62000O0102

Ordonnance de la Cour (première chambre) du 12 juillet 2001. - Welthgrove BV contre Staatssecretaris van Financiën. - Demande de décision préjudicielle: Hoge Raad der Nederlanden - Pays-Bas. - Article 104, paragraphe 3, du règlement de procédure - Article 4 de la sixième directive TVA - Activité économique - Immixtion d'un holding dans la gestion de ses filiales. - Affaire C-102/00.

Recueil de jurisprudence 2001 page I-05679


Parties
Motifs de l'arrêt
Décisions sur les dépenses
Dispositif

Mots clés


1. Questions préjudicielles - Réponse pouvant être clairement déduite de la jurisprudence - Application de l'article 104, paragraphe 3, du règlement de procédure

(Règlement de procédure de la Cour, art. 104, § 3)

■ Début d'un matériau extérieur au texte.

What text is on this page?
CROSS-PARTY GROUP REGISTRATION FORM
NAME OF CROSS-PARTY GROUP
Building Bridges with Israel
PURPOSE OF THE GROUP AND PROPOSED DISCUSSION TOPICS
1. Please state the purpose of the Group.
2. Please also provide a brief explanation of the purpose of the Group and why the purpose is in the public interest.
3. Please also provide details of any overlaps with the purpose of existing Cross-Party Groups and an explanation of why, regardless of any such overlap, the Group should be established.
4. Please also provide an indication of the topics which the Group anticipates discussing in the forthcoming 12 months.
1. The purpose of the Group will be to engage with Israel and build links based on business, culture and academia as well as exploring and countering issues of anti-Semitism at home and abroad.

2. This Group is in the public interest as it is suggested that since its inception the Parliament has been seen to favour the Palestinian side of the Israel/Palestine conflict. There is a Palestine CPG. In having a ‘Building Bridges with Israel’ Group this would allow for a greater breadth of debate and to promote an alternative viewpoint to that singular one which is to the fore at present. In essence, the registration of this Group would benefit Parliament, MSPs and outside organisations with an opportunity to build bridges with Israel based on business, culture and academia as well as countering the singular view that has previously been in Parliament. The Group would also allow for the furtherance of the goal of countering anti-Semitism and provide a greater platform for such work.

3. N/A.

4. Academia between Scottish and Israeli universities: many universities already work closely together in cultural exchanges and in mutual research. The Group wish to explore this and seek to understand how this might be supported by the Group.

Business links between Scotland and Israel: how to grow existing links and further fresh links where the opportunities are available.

2. Dispositions fiscales - Harmonisation des législations - Taxes sur le chiffre d'affaires - Système commun de taxe sur la valeur ajoutée - Activités économiques au sens de l'article 4 de la sixième directive - Immixtion d'un holding dans la gestion de ses filiales - Inclusion subordonnée à la seule mise en oeuvre de transactions soumises à la taxe sur la valeur ajoutée en vertu de l'article 2 de la directive

(Directive du Conseil 77/388, art. 2 et 4, § 2)

Parties


Dans l'affaire C-102/00,

ayant pour objet une demande adressée à la Cour, en application de l'article 234 CE, par le Hoge Raad der Nederlanden (Pays-Bas) et tendant à obtenir, dans le litige pendant devant cette juridiction entre

Welthgrove BV

et

Staatssecretaris van Financiën,

une décision à titre préjudiciel relative à l'interprétation des articles 4, 11, A, paragraphe 1, sous a), et 13, B, sous d), point 5, de la sixième directive 77/388/CEE du Conseil, du 17 mai 1977, en matière d'harmonisation des législations des États membres relatives aux taxes sur le chiffre d'affaires - Système commun de taxe sur la valeur ajoutée: assiette uniforme (JO L 145, p. 1),

LA COUR (première chambre),

composée de MM. M. Wathelet, président de chambre, P. Jann et L. Sevón (rapporteur), juges,

avocat général: Mme C. Stix-Hackl,

greffier: M. R. Grass,

la juridiction de renvoi ayant été informée que la Cour se propose de statuer par voie d'ordonnance motivée conformément à l'article 104, paragraphe 3, de son règlement de procédure,

les intéressés visés à l'article 20 du statut CE de la Cour de justice ayant été invités à présenter leurs observations éventuelles à ce sujet,

l'avocat général entendu,

rend la présente

Ordonnance

Motifs de l'arrêt


1 Par arrêt du 28 avril 1999, parvenu à la Cour le 20 mars 2000, le Hoge Raad der Nederlanden a posé, en vertu de l'article 234 CE, trois questions préjudicielles relatives à l'interprétation des articles 4, 11, A, paragraphe 1, sous a), et 13, B, sous d), point 5, de la sixième directive 77/388/CEE du Conseil, du 17 mai 1977, en matière d'harmonisation des législations des États membres relatives aux taxes sur le chiffre d'affaires - Système commun de taxe sur la valeur ajoutée: assiette uniforme (JO L 145, p. 1, ci-après la «sixième directive»).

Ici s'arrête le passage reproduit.